Ash Shifra, Yarkoni Shai, Askenasy Nadir
Frankel Laboratory, Department of Pediatric Hematology Oncology, Center for Stem Cell Research, Schneider Children's Medical Center of Israel, 14 Kaplan Street, 49202, Petach Tikva, Israel.
Immunol Res. 2014 Jan;58(1):101-5. doi: 10.1007/s12026-013-8476-x.

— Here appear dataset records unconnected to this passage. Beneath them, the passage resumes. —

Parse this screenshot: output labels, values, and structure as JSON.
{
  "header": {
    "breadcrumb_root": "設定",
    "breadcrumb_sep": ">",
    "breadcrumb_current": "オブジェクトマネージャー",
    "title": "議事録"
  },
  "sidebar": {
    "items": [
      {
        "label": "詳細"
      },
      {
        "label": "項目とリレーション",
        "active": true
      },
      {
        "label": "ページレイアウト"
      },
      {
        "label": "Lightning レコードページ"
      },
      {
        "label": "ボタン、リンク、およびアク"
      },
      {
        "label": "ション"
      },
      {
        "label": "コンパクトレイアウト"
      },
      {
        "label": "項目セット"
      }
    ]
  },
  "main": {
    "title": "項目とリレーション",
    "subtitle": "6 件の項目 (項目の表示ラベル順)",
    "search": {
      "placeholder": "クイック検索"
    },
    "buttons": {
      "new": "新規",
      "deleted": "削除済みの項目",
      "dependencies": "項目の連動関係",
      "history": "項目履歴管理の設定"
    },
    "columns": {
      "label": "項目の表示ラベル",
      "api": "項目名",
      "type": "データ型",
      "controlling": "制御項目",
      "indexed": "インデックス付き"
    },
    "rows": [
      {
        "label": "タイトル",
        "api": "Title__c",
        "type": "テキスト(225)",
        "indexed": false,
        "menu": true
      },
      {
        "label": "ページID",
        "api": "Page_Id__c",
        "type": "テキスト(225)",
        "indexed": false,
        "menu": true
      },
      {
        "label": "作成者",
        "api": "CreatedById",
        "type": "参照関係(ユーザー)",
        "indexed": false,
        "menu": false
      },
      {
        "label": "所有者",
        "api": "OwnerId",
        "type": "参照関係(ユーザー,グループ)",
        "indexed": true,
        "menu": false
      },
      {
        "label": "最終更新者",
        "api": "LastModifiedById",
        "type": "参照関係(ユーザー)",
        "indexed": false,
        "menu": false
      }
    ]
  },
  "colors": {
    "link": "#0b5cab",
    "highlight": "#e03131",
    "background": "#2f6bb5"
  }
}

One of the therapeutic approaches to type 1 diabetes (T1D) focuses on enhancement of regulatory T cell (Treg) activity, either by adoptive transfer or supplementation of supporting cytokines such as interleukin-2 (IL-2). In principle, this therapeutic design would greatly benefit of concomitant reduction in pathogenic cell burden. Experimental evidence indicates that physiological recovery from lymphopenia is dominated by evolution of effector and cytotoxic cells, which abolishes the therapeutic efficacy of Treg cells. Targeted and selective depletion of effector T cells has been achieved with killer Treg using Fas ligand protein and a fusion protein composed of IL-2 and caspase-3, which showed remarkable efficacy in modulating the course of inflammatory insulitis in NOD mice. We emphasize a critical consideration in design of therapeutic approaches to T1D, immunomodulation without lymphoreduction to avoid the detrimental consequences of rebound recovery from lymphopenia.
1型糖尿病(T1D)的一种治疗方法侧重于通过过继转移或补充支持性细胞因子(如白细胞介素-2(IL-2))来增强调节性T细胞(Treg)的活性。原则上,这种治疗设计将极大地受益于致病性细胞负荷的同时减少。实验证据表明,淋巴细胞减少后的生理恢复主要由效应细胞和细胞毒性细胞的演变主导,这消除了Treg细胞的治疗效果。使用Fas配体蛋白和由IL-2与半胱天冬酶-3组成的融合蛋白的杀伤性Treg已实现对效应T细胞的靶向和选择性清除,这在调节非肥胖糖尿病(NOD)小鼠的炎症性胰岛炎病程中显示出显著疗效。我们强调在设计T1D治疗方法时的一个关键考虑因素,即免疫调节而不进行淋巴细胞减少,以避免淋巴细胞减少后反弹恢复的有害后果。